Both words refer to someone or something that poses a danger to us. A threat in this sense is not the verbal warning (Is that a threat?), but something that jeopardizes, or could jeopardize, life, peace, health, or other desirable conditions currently intact: a threat to national security. Menace can be a strong synonym for threat, when the harm is imminent or even already occurring, as with the menace of crime, corruption, pollution, and stray dogs.The difference in meaning can be seen in the verbs that typically precede each word. We want to eliminate a threat before the harm comes to pass, but a menace already has a troubling presence we tackle, curb, deal with, or eradicate. Gang culture is a threat to the community, whereas the presence of gangs has become or is a menace.
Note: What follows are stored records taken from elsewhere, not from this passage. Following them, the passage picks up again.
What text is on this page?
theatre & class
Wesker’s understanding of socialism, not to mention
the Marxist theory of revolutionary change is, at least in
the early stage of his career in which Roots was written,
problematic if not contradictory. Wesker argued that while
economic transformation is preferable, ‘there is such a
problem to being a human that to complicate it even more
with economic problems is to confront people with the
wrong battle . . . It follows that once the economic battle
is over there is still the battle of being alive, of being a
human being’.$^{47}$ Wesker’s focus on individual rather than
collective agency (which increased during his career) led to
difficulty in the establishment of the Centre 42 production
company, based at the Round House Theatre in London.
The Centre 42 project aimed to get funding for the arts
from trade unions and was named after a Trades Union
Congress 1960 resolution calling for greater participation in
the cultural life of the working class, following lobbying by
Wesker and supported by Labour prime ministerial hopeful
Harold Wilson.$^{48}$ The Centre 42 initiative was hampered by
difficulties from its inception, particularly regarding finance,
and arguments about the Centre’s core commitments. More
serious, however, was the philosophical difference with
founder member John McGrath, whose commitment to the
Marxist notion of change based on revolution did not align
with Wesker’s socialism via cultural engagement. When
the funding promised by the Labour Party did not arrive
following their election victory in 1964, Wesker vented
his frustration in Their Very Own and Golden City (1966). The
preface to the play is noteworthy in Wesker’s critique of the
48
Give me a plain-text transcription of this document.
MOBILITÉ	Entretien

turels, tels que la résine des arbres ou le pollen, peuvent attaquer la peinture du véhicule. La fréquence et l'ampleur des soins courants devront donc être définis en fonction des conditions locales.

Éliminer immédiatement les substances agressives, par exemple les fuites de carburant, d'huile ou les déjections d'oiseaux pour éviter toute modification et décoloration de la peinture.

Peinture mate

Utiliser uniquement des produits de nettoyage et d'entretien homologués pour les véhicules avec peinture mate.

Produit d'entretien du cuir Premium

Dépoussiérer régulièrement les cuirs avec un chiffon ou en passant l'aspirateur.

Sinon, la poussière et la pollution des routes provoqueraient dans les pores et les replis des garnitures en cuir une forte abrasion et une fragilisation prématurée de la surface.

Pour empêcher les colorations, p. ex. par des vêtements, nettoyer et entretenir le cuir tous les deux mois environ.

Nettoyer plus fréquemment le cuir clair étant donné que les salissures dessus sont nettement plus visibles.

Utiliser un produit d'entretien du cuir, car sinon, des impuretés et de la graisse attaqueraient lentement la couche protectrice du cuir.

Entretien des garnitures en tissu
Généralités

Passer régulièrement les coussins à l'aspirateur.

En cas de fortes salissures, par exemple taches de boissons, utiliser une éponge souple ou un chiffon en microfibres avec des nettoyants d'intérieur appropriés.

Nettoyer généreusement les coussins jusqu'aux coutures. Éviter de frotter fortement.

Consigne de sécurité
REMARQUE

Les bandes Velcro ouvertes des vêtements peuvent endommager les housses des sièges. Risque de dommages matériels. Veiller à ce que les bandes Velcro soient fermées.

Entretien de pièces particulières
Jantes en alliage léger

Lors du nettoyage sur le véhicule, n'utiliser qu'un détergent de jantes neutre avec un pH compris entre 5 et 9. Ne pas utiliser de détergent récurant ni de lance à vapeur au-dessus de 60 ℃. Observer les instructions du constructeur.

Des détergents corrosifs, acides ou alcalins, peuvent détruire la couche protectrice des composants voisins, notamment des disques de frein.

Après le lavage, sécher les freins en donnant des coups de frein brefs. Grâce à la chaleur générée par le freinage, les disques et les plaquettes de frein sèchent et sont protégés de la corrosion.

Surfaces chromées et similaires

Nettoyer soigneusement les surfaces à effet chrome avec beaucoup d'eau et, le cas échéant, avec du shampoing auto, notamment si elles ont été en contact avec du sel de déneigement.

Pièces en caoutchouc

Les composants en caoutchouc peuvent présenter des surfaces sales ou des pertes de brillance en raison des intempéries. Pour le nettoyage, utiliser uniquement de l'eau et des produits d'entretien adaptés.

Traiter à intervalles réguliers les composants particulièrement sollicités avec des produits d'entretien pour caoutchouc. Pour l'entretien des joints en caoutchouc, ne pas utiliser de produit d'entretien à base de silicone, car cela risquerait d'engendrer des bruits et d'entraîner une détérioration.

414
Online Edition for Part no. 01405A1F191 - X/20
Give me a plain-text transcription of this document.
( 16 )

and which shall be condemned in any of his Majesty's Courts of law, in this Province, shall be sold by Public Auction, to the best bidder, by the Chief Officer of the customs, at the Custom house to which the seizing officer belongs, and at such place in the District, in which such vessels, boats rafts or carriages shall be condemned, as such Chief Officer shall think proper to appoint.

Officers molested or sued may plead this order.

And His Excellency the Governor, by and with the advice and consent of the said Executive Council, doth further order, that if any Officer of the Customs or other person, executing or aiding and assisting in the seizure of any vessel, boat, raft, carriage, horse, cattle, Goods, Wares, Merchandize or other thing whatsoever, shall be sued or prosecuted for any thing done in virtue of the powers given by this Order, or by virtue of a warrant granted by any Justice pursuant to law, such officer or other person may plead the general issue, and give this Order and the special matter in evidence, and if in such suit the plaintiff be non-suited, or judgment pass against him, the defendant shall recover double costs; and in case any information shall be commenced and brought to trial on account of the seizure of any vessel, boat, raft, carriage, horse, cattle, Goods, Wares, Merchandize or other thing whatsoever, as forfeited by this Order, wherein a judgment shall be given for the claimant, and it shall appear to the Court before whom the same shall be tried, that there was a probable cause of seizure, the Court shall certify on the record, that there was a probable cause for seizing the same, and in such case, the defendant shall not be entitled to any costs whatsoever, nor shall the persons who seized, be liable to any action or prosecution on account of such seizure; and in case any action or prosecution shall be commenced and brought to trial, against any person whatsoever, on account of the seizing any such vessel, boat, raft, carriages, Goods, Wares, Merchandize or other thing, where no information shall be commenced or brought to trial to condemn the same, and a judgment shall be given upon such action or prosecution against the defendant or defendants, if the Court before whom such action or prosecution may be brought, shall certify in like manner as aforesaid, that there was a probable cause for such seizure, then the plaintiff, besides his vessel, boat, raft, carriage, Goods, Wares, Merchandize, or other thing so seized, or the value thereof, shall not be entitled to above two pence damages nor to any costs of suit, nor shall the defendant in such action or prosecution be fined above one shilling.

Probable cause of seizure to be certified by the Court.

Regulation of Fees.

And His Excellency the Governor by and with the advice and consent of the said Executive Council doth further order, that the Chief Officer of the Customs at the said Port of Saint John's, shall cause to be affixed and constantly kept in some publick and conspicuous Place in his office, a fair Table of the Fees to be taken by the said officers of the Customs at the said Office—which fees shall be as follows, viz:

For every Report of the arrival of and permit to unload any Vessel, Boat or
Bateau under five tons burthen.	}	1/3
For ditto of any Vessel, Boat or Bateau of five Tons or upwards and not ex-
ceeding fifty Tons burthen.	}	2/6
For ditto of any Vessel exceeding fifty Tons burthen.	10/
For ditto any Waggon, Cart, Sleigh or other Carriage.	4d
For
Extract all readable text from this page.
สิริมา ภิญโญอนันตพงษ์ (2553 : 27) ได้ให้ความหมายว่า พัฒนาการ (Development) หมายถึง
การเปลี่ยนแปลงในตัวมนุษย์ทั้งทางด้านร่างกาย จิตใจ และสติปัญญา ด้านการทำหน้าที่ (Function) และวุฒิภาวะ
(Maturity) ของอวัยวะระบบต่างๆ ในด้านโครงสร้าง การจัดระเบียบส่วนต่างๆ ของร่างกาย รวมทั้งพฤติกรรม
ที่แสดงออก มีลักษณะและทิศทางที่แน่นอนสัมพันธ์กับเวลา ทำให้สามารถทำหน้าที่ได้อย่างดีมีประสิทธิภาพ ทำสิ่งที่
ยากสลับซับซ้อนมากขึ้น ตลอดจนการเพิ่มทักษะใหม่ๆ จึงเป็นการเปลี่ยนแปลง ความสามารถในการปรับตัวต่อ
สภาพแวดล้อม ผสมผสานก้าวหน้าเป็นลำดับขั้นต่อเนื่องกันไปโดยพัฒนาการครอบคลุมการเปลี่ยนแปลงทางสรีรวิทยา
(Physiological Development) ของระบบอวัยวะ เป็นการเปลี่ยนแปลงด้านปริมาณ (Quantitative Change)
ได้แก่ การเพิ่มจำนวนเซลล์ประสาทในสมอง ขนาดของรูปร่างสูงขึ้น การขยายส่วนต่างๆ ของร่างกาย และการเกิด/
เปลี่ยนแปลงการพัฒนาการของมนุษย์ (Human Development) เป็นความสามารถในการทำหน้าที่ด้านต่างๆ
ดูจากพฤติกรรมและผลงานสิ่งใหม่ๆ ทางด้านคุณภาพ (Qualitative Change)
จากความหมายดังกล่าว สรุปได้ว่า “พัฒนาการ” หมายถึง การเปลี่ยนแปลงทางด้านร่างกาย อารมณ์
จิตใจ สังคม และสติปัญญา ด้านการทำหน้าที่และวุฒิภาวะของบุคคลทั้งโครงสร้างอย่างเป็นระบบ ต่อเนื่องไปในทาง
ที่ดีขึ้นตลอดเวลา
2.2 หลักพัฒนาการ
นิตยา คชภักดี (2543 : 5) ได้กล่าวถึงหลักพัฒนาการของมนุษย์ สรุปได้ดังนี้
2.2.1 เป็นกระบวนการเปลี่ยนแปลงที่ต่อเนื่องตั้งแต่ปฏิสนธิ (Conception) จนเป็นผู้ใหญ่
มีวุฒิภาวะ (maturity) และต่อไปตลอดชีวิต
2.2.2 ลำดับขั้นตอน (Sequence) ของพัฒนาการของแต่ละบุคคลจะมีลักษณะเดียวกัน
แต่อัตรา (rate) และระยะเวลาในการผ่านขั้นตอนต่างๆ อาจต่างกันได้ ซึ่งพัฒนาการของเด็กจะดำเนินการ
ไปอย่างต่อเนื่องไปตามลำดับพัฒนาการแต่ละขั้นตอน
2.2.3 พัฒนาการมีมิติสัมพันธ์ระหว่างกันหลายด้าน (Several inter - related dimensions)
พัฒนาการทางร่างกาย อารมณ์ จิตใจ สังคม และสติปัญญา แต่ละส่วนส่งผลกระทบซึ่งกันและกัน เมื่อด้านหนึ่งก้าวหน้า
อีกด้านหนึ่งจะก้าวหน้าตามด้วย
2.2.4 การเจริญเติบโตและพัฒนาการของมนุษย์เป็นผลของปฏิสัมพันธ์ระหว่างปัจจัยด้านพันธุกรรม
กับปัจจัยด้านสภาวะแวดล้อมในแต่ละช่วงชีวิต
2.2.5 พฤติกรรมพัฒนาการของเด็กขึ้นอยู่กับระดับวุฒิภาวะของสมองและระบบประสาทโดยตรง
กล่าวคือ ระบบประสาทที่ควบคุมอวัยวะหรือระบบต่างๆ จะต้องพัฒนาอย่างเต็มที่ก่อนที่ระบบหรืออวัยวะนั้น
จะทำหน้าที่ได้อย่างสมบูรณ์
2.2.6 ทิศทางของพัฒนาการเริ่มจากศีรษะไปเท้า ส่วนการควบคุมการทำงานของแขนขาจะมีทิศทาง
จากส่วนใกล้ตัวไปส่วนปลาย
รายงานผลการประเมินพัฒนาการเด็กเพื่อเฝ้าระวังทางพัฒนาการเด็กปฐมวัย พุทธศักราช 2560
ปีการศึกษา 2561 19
Both words refer to something horrifying and repellent—especially acts and images of violence and death, with no gore spared. Gruesome comes from a Germanic word for “shudder.” It suggests something graphic that evokes a visceral response. Macabre is a strong synonym for gruesome: a gruesome murder could also be described as macabre murder. However, macabre tends to describe things less tangible than gore, like an atmosphere, a mood, or an artistic or literary representation of something horrible. We can compare these typical uses: gruesome photos and gruesome video; macabre tale and macabre movie. Macabre is frequently paired with dark, bizarre, strange, and grotesque.
Both words refer to the act of misleading, tricking, or deceiving someone, usually for one’s own advantage or gain. Deception is the broader term, covering all ways of misleading people, from false appearances to lies: deception in advertising. Subterfuge is a category of deception that involves the use of cunning tricks or stratagems in order to get away with something. Subterfuge emphasizes the tricks themselves, particularly tricks that (like a smoke screen) hide or disguise what is actually going on: Going out would require subterfuge, so I set my music player to start one hour after I’d slipped out through my bedroom window. Politics, not espionage, is by far the most frequent context for subterfuge.